Set worker_count= to parallelise the (CPU-bound) tonic event→frame conversion; it defaults to a conservative min(cores//2, 4).

4. Mixed precision

The jmp policy hooks are gone. Set dtypes directly on the layers instead:

# OLD
import jmp
hk.mixed_precision.set_policy(snn.LIF, jmp.get_policy("half"))

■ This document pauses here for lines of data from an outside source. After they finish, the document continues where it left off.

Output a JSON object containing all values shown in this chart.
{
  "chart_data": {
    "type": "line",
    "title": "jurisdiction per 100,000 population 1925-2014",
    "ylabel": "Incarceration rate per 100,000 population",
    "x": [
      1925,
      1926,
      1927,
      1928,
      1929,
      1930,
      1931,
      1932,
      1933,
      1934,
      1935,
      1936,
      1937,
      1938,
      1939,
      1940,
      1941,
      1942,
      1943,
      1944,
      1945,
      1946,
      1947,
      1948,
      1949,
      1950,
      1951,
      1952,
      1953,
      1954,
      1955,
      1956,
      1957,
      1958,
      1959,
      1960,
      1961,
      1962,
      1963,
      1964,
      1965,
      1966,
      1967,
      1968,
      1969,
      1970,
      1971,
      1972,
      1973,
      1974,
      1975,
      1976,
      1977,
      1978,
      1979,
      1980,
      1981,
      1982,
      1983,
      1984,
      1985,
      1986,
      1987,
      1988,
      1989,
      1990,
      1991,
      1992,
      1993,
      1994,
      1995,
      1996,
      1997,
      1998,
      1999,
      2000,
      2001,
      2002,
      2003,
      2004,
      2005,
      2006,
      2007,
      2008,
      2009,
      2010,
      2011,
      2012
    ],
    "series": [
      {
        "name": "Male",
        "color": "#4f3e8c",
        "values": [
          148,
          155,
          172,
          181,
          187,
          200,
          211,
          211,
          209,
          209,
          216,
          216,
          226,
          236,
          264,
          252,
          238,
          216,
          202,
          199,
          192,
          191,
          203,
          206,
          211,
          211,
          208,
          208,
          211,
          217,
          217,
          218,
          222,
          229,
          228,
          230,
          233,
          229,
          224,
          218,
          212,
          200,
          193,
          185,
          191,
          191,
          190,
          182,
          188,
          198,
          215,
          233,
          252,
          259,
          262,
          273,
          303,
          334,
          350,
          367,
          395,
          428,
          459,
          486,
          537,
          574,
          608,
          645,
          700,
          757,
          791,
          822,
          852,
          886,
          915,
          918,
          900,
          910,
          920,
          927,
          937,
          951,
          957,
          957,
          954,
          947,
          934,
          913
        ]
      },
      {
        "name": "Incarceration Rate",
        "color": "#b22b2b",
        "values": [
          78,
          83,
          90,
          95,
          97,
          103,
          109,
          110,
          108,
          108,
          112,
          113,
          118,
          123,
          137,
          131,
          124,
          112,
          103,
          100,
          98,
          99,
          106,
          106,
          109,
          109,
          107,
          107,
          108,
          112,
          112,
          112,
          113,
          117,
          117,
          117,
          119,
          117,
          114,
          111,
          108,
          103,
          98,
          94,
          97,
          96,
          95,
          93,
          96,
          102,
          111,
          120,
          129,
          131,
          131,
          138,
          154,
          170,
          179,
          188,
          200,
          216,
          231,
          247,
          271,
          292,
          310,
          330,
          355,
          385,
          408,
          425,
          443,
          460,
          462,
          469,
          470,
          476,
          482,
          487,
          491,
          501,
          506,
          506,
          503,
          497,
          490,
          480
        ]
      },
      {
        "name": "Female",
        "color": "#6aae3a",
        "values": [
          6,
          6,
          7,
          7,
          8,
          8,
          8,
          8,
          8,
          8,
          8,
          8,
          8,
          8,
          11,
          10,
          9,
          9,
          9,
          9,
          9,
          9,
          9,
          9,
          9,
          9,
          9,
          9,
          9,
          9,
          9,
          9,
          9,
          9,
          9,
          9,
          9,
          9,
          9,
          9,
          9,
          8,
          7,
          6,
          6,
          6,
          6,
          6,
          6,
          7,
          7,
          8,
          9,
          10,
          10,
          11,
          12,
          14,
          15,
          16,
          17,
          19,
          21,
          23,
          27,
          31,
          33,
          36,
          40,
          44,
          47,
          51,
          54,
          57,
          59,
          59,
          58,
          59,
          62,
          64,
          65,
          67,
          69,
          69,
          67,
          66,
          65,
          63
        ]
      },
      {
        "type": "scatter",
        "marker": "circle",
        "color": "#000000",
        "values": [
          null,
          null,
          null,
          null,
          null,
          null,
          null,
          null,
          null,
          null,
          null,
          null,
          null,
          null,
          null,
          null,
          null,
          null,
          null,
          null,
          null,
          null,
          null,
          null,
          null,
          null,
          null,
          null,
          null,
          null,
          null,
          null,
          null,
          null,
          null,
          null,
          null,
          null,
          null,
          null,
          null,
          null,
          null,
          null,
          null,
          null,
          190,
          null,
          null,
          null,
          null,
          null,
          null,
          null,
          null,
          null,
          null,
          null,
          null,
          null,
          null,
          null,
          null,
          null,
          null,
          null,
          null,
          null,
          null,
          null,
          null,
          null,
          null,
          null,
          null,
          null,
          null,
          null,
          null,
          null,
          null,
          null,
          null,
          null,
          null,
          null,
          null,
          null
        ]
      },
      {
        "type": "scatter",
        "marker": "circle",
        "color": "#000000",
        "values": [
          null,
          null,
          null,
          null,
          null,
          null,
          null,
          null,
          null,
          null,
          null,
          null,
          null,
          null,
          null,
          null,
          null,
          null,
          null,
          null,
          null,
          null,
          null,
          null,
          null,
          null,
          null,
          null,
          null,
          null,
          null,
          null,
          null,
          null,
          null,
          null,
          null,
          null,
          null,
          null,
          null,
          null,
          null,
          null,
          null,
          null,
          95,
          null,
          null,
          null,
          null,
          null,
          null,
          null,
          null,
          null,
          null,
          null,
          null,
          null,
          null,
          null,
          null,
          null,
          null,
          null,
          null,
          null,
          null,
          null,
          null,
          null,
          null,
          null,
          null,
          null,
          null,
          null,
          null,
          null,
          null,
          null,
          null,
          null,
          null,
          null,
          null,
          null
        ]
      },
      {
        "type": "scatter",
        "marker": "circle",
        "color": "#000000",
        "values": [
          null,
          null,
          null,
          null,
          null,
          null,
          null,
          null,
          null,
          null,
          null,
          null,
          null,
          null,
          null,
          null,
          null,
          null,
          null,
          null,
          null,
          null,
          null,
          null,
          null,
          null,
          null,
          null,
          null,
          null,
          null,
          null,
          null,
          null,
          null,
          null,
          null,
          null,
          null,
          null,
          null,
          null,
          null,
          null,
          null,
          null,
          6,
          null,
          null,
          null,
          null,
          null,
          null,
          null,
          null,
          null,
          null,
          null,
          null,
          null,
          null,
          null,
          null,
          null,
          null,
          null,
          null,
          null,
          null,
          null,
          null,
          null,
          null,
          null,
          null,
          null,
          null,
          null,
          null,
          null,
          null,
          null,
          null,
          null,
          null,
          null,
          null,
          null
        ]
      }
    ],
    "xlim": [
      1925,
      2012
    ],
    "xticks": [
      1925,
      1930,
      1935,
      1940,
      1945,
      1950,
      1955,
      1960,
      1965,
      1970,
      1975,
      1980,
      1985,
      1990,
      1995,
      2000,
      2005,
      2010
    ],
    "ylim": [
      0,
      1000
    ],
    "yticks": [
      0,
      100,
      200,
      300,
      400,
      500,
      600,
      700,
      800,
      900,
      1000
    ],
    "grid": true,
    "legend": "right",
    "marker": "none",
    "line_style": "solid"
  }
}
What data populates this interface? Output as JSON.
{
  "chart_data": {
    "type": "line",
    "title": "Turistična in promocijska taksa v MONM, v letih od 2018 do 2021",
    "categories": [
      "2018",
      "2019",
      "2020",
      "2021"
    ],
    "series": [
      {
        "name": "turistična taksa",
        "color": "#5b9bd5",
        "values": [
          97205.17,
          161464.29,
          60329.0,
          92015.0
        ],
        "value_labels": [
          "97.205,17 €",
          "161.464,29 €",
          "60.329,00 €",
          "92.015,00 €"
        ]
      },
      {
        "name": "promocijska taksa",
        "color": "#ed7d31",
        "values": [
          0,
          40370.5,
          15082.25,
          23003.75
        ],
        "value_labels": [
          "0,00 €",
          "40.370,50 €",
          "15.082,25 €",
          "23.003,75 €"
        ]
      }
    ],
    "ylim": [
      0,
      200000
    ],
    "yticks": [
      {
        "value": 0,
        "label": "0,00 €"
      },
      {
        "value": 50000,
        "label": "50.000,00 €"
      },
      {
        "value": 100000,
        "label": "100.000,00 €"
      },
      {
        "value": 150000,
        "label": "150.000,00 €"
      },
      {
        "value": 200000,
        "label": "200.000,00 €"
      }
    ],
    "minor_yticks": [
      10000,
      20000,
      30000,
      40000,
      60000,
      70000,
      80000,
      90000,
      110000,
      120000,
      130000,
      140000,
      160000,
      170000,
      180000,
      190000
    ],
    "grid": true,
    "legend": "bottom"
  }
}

# NEW — pass dtypes to the flax layers
nnx.Linear(in_dim, hidden, use_bias=False, dtype=jnp.bfloat16,
           param_dtype=jnp.float32, rngs=rngs)

5. NIR import/export

spyx.nir now walks NNX modules. to_nir/from_nir take and return nnx.Module instances rather than Haiku params dicts; see the NIR how-to.

Checklist

[ ] import haiku as hk → from flax import nnx; drop jmp.
[ ] Every layer construction takes rngs=; nnx.Linear takes in_features.
[ ] hk.transform/.init/.apply removed; instantiate the module directly.
[ ] hk.DeepRNN → snn.Sequential; hk.dynamic_unroll → snn.run (time-major).
[ ] jax.grad on apply → nnx.value_and_grad on a model-taking closure.
[ ] Optimiser → nnx.Optimizer(model, tx, wrt=nnx.Param) + optimizer.update(model, grads).
[ ] @jax.jit → @nnx.jit for functions that take a model.
[ ] spyx.loaders → spyx.data; iterate loaders and jnp.unpackbits the obs.
[ ] Python 3.11–3.14.